乾燥に弱いので雨の日や湿度の高い夜になると活動してヨトウムシなどの芋虫類やアブラムシも食べてくれます。大きな声で鳴くのはオスで、離れたメスを呼ぶのにアピールしています。とても大人しい生き物で掴んでも何もしませんが、あまり長く持っていると弱ってしまいます。

トカゲ、カナヘビ

トカゲとカナヘビは同じ仲間でよく似ていて、庭ではカナヘビをよく見かけます。舌を出したり引っ込めたりとグロテスクですが、性格は大人しく捕まえようとすると逃げてゆきます。見かけは悪いですが小型の芋虫類やバッタ類などを食べるので益虫になります。危険を感じると尻尾が切れ、切れた尻尾は活発に動き、それをおとりに逃げてゆきます。切れて無くなった所はまた生えてきます。

カナヘビ

ヤモリ

夜行性なので明かりのある窓などにへばりついて、光に寄ってくる小さな蛾などを食べています。足の裏には吸盤があって、垂直に登る事が出来ます。見た目が少し気持ち悪いですが、かわいい目をした大人しい生き物で、人に害を及ぼす事はありません。窓を開けると落ちてくる事があり、捕まえようとすると這うようにすばしっこく逃げてゆきます。

蜘蛛

家蜘蛛はハエやゴキブリを食べる益虫として知られています。戸外にいるものも害虫を食べる益虫になります。襲ってきたりしませんが、見た目が悪いので苦手な人も多いと思います。自分も小さなものは大丈夫ですが、大きなものは苦手です。糸を張って蛾などを捕まえて食べるものと、歩きながら虫を捕まえ食べているものがいます。よく庭で見かけるのは体長が1cm〜1.5cmぐらいの小さなコモリグモで、メスはお尻に卵を付けて歩き、ふ化した子供を背負って子守します。小型の虫を捕まえて食べ、アブラナ科につくコナガの幼虫も食べるそうです。庭で糸を張るものでは足長蜘蛛や黄金蜘蛛をよく見かけます。

コモリグモ

黄金蜘蛛

ハサミムシ

雑食性で落ち葉やアブラムシなどを食べています。
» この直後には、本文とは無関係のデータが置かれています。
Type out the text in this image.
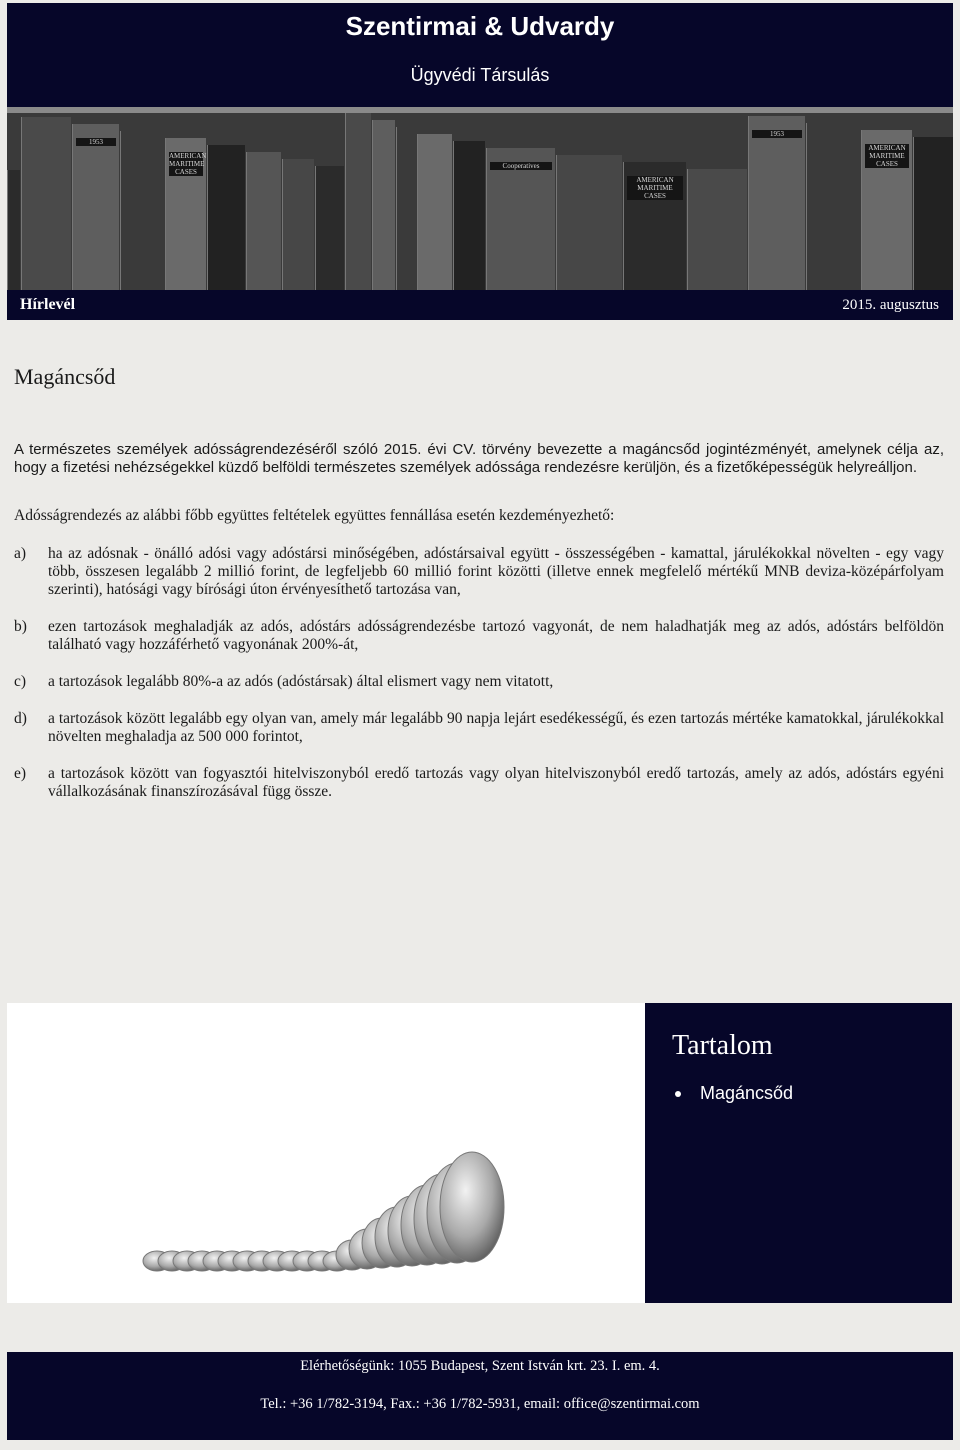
Szentirmai & Udvardy
Ügyvédi Társulás
1953
AMERICAN MARITIME CASES
Cooperatives
AMERICAN MARITIME CASES
1953
AMERICAN MARITIME CASES
Hírlevél	2015. augusztus
Magáncsőd

A természetes személyek adósságrendezéséről szóló 2015. évi CV. törvény bevezette a magáncsőd jogintézményét, amelynek célja az, hogy a fizetési nehézségekkel küzdő belföldi természetes személyek adóssága rendezésre kerüljön, és a fizetőképességük helyreálljon.

Adósságrendezés az alábbi főbb együttes feltételek együttes fennállása esetén kezdeményezhető:

a)	ha az adósnak - önálló adósi vagy adóstársi minőségében, adóstársaival együtt - összességében - kamattal, járulékokkal növelten - egy vagy több, összesen legalább 2 millió forint, de legfeljebb 60 millió forint közötti (illetve ennek megfelelő mértékű MNB deviza-középárfolyam szerinti), hatósági vagy bírósági úton érvényesíthető tartozása van,
b)	ezen tartozások meghaladják az adós, adóstárs adósságrendezésbe tartozó vagyonát, de nem haladhatják meg az adós, adóstárs belföldön található vagy hozzáférhető vagyonának 200%-át,
c)	a tartozások legalább 80%-a az adós (adóstársak) által elismert vagy nem vitatott,
d)	a tartozások között legalább egy olyan van, amely már legalább 90 napja lejárt esedékességű, és ezen tartozás mértéke kamatokkal, járulékokkal növelten meghaladja az 500 000 forintot,
e)	a tartozások között van fogyasztói hitelviszonyból eredő tartozás vagy olyan hitelviszonyból eredő tartozás, amely az adós, adóstárs egyéni vállalkozásának finanszírozásával függ össze.
Tartalom
Magáncsőd
Elérhetőségünk: 1055 Budapest, Szent István krt. 23. I. em. 4.
Tel.: +36 1/782-3194, Fax.: +36 1/782-5931, email: office@szentirmai.com
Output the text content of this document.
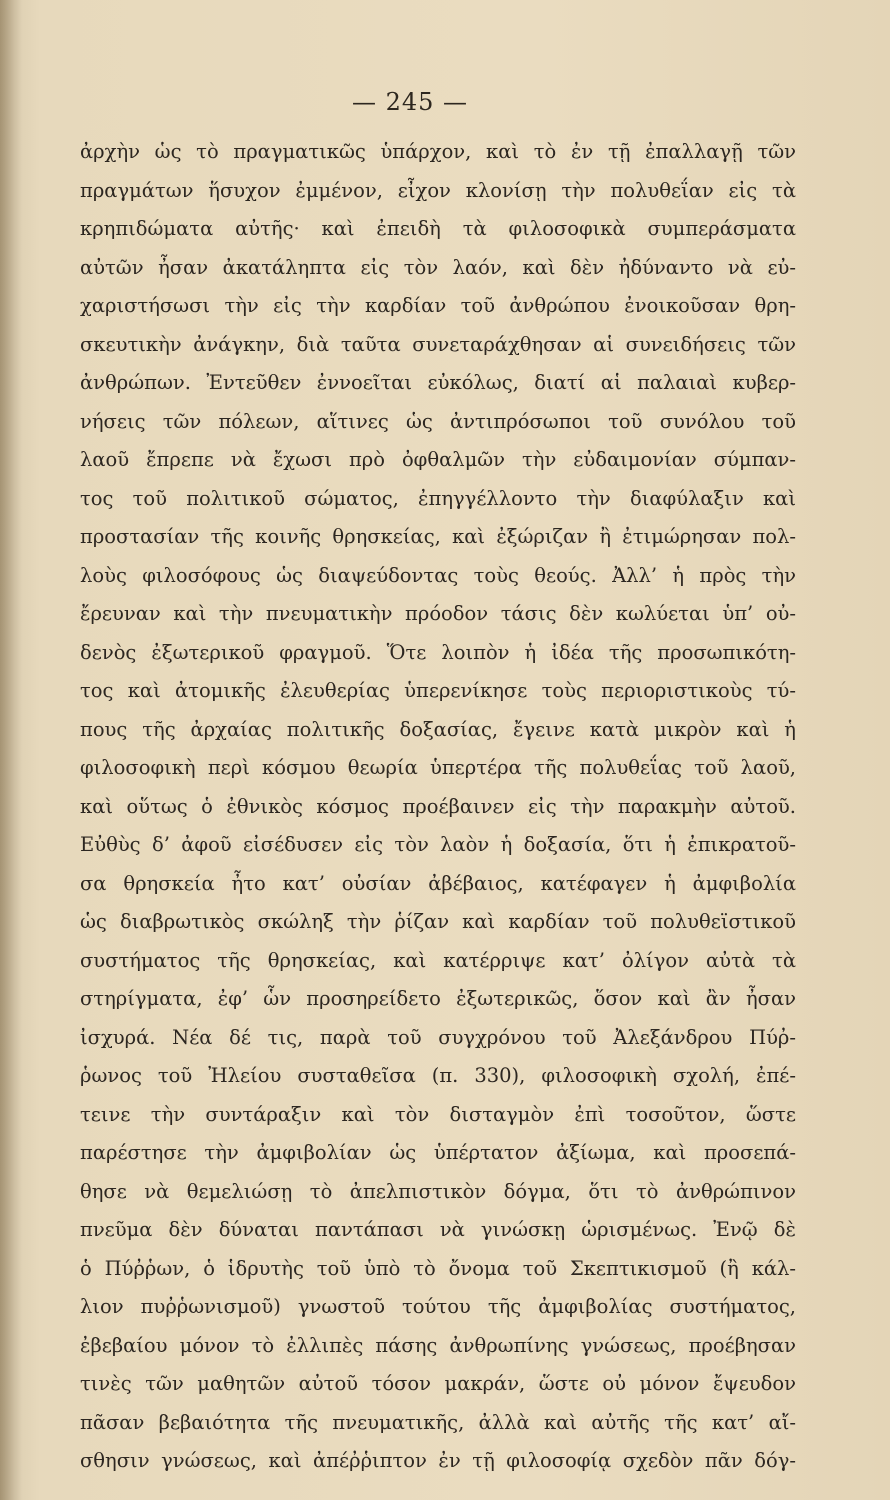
— 245 —
ἀρχὴν ὡς τὸ πραγματικῶς ὑπάρχον, καὶ τὸ ἐν τῇ ἐπαλλαγῇ τῶν
πραγμάτων ἥσυχον ἐμμένον, εἶχον κλονίσῃ τὴν πολυθεΐαν εἰς τὰ
κρηπιδώματα αὐτῆς· καὶ ἐπειδὴ τὰ φιλοσοφικὰ συμπεράσματα
αὐτῶν ἦσαν ἀκατάληπτα εἰς τὸν λαόν, καὶ δὲν ἠδύναντο νὰ εὐ-
χαριστήσωσι τὴν εἰς τὴν καρδίαν τοῦ ἀνθρώπου ἐνοικοῦσαν θρη-
σκευτικὴν ἀνάγκην, διὰ ταῦτα συνεταράχθησαν αἱ συνειδήσεις τῶν
ἀνθρώπων. Ἐντεῦθεν ἐννοεῖται εὐκόλως, διατί αἱ παλαιαὶ κυβερ-
νήσεις τῶν πόλεων, αἵτινες ὡς ἀντιπρόσωποι τοῦ συνόλου τοῦ
λαοῦ ἔπρεπε νὰ ἔχωσι πρὸ ὀφθαλμῶν τὴν εὐδαιμονίαν σύμπαν-
τος τοῦ πολιτικοῦ σώματος, ἐπηγγέλλοντο τὴν διαφύλαξιν καὶ
προστασίαν τῆς κοινῆς θρησκείας, καὶ ἐξώριζαν ἢ ἐτιμώρησαν πολ-
λοὺς φιλοσόφους ὡς διαψεύδοντας τοὺς θεούς. Ἀλλ’ ἡ πρὸς τὴν
ἔρευναν καὶ τὴν πνευματικὴν πρόοδον τάσις δὲν κωλύεται ὑπ’ οὐ-
δενὸς ἐξωτερικοῦ φραγμοῦ. Ὅτε λοιπὸν ἡ ἰδέα τῆς προσωπικότη-
τος καὶ ἀτομικῆς ἐλευθερίας ὑπερενίκησε τοὺς περιοριστικοὺς τύ-
πους τῆς ἀρχαίας πολιτικῆς δοξασίας, ἔγεινε κατὰ μικρὸν καὶ ἡ
φιλοσοφικὴ περὶ κόσμου θεωρία ὑπερτέρα τῆς πολυθεΐας τοῦ λαοῦ,
καὶ οὕτως ὁ ἐθνικὸς κόσμος προέβαινεν εἰς τὴν παρακμὴν αὐτοῦ.
Εὐθὺς δ’ ἀφοῦ εἰσέδυσεν εἰς τὸν λαὸν ἡ δοξασία, ὅτι ἡ ἐπικρατοῦ-
σα θρησκεία ἦτο κατ’ οὐσίαν ἀβέβαιος, κατέφαγεν ἡ ἀμφιβολία
ὡς διαβρωτικὸς σκώληξ τὴν ῥίζαν καὶ καρδίαν τοῦ πολυθεϊστικοῦ
συστήματος τῆς θρησκείας, καὶ κατέρριψε κατ’ ὀλίγον αὐτὰ τὰ
στηρίγματα, ἐφ’ ὧν προσηρείδετο ἐξωτερικῶς, ὅσον καὶ ἂν ἦσαν
ἰσχυρά. Νέα δέ τις, παρὰ τοῦ συγχρόνου τοῦ Ἀλεξάνδρου Πύῤ-
ῥωνος τοῦ Ἠλείου συσταθεῖσα (π. 330), φιλοσοφικὴ σχολή, ἐπέ-
τεινε τὴν συντάραξιν καὶ τὸν δισταγμὸν ἐπὶ τοσοῦτον, ὥστε
παρέστησε τὴν ἀμφιβολίαν ὡς ὑπέρτατον ἀξίωμα, καὶ προσεπά-
θησε νὰ θεμελιώσῃ τὸ ἀπελπιστικὸν δόγμα, ὅτι τὸ ἀνθρώπινον
πνεῦμα δὲν δύναται παντάπασι νὰ γινώσκῃ ὡρισμένως. Ἐνῷ δὲ
ὁ Πύῤῥων, ὁ ἱδρυτὴς τοῦ ὑπὸ τὸ ὄνομα τοῦ Σκεπτικισμοῦ (ἢ κάλ-
λιον πυῤῥωνισμοῦ) γνωστοῦ τούτου τῆς ἀμφιβολίας συστήματος,
ἐβεβαίου μόνον τὸ ἐλλιπὲς πάσης ἀνθρωπίνης γνώσεως, προέβησαν
τινὲς τῶν μαθητῶν αὐτοῦ τόσον μακράν, ὥστε οὐ μόνον ἔψευδον
πᾶσαν βεβαιότητα τῆς πνευματικῆς, ἀλλὰ καὶ αὐτῆς τῆς κατ’ αἴ-
σθησιν γνώσεως, καὶ ἀπέῤῥιπτον ἐν τῇ φιλοσοφίᾳ σχεδὸν πᾶν δόγ-
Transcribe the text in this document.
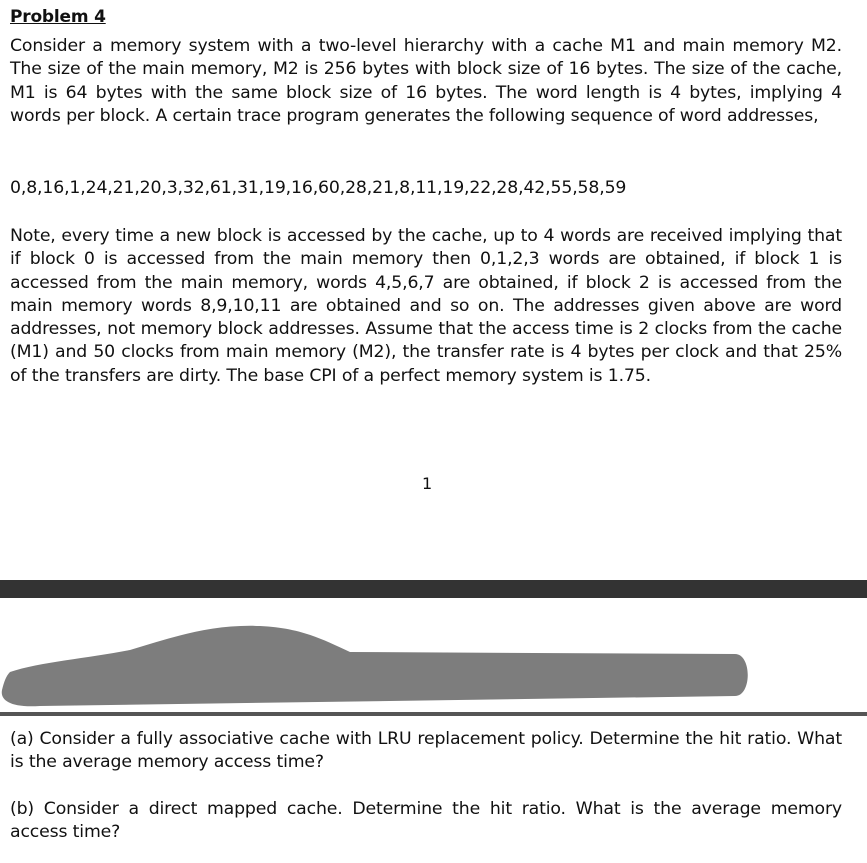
Problem 4

Consider a memory system with a two-level hierarchy with a cache M1 and main memory M2. The size of the main memory, M2 is 256 bytes with block size of 16 bytes. The size of the cache, M1 is 64 bytes with the same block size of 16 bytes. The word length is 4 bytes, implying 4 words per block. A certain trace program generates the following sequence of word addresses,

0,8,16,1,24,21,20,3,32,61,31,19,16,60,28,21,8,11,19,22,28,42,55,58,59

Note, every time a new block is accessed by the cache, up to 4 words are received implying that if block 0 is accessed from the main memory then 0,1,2,3 words are obtained, if block 1 is accessed from the main memory, words 4,5,6,7 are obtained, if block 2 is accessed from the main memory words 8,9,10,11 are obtained and so on. The addresses given above are word addresses, not memory block addresses. Assume that the access time is 2 clocks from the cache (M1) and 50 clocks from main memory (M2), the transfer rate is 4 bytes per clock and that 25% of the transfers are dirty. The base CPI of a perfect memory system is 1.75.

1

(a) Consider a fully associative cache with LRU replacement policy. Determine the hit ratio. What is the average memory access time?

(b) Consider a direct mapped cache. Determine the hit ratio. What is the average memory access time?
鋏の大きなオオハサミムシは蛆も食べるのでハエの発生を抑えています。大人しい生き物ですが、尾には鋏があって挟まれる事があるので、邪魔ならスコップなどに乗せて別の所に移動させるとよいです。

その他

ハダニ、アブラムシ、アザミウマの天敵にクサカゲロウやヒメハナカメムシ、他にアブラムシが発生した所に産卵し、ふ化すると爆食するヒラタアブやショクガタマバエの幼虫などもいます。ヒラタアブは1cmぐらいの小さなハナアブで花の近くをホバリングをして飛んでいるのを見かける事があります。花の蜜を吸うだけで人を刺したりしないです。